A YouTube spokesman did provide the Daily Dot with an ambiguous official statement on the matter, saying “While we don’t comment on rumor or speculation, there are some content creators that think they would benefit from a subscription revenue stream in addition to ads, so we’re looking at that.”

Considering that the aforementioned statement is the only information on record about the service, we’re left to speculate on how this whole thing’s going to shake out.

The subscription service will almost surely be free; that’s sort of the entire premise behind YouTube. Unless it’s coming in tandem with that paid subscription model discussed in late January—which would be a hard right turn into the world of premium participation for the video streaming site—it’s safe to say that the “subscription” component of the service will make money by increasing video views, not by charging a fee.

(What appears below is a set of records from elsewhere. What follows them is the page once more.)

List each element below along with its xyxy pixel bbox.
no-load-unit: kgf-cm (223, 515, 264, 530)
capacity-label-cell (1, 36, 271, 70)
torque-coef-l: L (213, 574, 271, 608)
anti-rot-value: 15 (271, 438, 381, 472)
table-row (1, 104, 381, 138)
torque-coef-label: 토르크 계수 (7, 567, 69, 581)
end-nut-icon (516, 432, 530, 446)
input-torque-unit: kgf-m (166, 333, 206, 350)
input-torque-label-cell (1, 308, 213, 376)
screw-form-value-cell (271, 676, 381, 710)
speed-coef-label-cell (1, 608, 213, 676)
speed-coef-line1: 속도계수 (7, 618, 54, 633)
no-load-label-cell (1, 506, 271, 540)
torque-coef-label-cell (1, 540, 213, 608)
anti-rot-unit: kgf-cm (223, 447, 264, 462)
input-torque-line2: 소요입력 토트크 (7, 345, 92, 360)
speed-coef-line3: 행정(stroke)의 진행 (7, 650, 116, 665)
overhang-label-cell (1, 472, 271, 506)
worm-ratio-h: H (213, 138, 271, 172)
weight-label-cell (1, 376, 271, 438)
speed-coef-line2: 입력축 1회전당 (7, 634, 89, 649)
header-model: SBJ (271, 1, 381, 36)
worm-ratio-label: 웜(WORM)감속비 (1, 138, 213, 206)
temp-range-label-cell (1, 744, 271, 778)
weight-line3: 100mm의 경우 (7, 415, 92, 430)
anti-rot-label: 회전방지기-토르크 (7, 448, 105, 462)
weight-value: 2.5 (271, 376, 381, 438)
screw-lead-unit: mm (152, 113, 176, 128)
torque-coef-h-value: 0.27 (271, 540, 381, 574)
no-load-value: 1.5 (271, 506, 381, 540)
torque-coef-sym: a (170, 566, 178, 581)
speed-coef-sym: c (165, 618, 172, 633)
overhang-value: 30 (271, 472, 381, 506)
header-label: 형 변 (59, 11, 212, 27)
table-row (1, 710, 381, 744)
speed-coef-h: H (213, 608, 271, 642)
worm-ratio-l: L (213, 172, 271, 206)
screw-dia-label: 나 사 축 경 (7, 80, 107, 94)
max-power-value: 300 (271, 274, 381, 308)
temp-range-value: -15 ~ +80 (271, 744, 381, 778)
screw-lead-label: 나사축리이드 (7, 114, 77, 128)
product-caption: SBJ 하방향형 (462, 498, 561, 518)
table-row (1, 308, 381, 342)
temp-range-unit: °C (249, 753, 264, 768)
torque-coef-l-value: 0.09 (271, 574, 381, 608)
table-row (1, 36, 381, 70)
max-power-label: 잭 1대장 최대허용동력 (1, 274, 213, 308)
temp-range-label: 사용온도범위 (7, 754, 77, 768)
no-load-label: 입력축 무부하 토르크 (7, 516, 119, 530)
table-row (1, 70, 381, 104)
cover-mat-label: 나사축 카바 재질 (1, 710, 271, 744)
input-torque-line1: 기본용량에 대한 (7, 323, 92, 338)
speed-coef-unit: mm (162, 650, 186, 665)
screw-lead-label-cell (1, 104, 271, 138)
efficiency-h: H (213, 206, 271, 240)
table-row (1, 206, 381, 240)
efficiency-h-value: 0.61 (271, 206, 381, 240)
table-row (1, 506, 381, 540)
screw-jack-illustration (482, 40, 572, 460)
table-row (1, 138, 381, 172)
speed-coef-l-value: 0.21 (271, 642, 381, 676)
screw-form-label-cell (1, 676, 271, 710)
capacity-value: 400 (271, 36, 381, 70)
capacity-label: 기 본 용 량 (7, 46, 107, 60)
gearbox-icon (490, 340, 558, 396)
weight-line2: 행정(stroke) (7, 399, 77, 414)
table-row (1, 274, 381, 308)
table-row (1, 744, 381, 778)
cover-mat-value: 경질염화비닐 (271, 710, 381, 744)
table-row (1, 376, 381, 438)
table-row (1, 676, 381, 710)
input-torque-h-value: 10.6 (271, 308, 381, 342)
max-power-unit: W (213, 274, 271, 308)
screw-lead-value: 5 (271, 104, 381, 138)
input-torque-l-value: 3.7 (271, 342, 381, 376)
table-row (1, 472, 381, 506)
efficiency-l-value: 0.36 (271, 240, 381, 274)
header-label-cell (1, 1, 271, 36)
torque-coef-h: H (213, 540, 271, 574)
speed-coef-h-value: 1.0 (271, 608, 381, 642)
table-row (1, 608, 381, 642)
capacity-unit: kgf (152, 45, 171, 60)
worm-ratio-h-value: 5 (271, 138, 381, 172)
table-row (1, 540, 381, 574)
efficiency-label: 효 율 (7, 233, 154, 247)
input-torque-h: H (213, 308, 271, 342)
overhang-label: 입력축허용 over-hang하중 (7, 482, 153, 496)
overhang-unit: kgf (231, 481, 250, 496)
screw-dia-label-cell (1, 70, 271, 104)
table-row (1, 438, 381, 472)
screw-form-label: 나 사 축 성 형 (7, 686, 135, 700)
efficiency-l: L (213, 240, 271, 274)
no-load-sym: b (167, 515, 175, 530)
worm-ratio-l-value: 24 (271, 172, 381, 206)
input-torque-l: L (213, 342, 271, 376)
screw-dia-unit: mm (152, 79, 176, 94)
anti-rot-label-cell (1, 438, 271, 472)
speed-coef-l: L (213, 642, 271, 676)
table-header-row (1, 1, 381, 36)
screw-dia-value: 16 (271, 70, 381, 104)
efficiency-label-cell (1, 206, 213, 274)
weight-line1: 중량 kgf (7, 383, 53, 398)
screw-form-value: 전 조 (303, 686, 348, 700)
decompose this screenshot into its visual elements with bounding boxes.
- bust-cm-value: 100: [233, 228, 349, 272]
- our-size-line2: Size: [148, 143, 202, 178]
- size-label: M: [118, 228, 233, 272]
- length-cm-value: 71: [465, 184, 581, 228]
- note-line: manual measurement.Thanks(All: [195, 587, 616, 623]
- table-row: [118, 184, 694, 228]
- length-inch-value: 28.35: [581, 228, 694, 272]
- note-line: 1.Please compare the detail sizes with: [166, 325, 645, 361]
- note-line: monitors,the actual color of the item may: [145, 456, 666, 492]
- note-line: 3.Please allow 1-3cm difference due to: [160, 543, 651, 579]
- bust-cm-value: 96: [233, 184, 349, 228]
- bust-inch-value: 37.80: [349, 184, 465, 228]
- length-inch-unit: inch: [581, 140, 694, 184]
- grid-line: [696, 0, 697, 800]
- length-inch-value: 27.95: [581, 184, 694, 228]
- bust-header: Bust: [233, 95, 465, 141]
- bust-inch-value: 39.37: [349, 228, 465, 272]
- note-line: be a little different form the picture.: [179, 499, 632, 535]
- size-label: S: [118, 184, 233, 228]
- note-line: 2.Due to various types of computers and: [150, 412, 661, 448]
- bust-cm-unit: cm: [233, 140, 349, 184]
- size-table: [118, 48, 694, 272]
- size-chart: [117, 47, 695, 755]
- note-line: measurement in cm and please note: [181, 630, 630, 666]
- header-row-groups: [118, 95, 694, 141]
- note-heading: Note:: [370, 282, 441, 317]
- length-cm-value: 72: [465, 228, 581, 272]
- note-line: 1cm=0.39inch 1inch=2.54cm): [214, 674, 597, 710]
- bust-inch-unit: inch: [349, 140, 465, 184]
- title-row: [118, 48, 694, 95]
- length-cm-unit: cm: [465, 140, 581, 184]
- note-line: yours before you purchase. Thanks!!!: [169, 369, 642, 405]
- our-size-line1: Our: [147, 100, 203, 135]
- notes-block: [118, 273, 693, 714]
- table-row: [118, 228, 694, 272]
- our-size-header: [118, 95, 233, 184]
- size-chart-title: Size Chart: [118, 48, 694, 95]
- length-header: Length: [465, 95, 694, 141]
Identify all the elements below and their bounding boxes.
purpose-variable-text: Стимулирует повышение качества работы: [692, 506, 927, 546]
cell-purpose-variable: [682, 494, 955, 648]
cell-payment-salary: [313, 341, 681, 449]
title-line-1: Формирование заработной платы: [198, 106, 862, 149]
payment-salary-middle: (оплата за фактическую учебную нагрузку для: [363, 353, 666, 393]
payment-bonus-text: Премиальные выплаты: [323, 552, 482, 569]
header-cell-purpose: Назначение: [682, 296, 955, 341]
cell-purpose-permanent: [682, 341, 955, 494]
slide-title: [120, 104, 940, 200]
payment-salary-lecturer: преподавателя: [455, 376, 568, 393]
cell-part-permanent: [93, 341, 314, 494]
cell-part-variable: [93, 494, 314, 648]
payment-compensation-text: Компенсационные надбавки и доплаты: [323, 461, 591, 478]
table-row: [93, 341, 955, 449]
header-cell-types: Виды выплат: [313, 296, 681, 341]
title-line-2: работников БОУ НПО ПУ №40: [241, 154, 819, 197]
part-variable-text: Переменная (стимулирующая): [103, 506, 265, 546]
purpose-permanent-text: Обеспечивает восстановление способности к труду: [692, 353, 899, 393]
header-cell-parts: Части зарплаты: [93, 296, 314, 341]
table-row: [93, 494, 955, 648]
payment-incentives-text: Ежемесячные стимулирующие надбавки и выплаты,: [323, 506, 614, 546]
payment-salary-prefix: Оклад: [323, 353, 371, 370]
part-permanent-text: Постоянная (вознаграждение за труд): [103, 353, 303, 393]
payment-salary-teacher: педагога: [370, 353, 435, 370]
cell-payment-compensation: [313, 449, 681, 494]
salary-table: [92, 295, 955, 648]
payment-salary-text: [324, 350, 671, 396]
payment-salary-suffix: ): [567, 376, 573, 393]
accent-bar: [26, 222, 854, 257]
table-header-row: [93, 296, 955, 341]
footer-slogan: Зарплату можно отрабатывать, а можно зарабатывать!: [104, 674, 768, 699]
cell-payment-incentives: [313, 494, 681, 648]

Knowing how many people will see your music video in their subscription feed makes it easier to demand a higher ad rate.

A big reason for the development could be the fact that Billboard just recently began factoring YouTube views into its chart metrics, a move that helped make Baauer’s “Harlem Shake” a number one hit. Simplifying the listening experience and creating a template to go up against Spotify, Rhapsody, Rdio, and MOG will help increase YouTube listenership, thus making the site more influential on the Billboard charts.

The real question concerns why Google would want to create a subscription service that could potentially supersede Google Music, Google’s already-running music streaming service.

For that, we turn our attention towards Evolver.fm’s Eliot Van Buskirk, a 15-year veteran of the music streaming game who’s written for such outlets as CNET and Wired.com.

“YouTube is already by far the most popular source of on-demand music in the world,” Van Buskirk wrote, “whereas Google Music is just one player in the music locker game.

The kids think YouTube is a music service, and the breadth of its catalog might even be so huge as to be bad for music, in the sense that companies like Spotify, Rdio, Rhapsody, MOG, and Muze, which pay higher per-song royalties than YouTube does, have a hard time competing with all the free, on-demand music on YouTube — not just on their own, but in terms of powering apps, too.”

So what’s it going to look like? That’s currently hard to tell. And when’s it going to come out? Another question with no answer.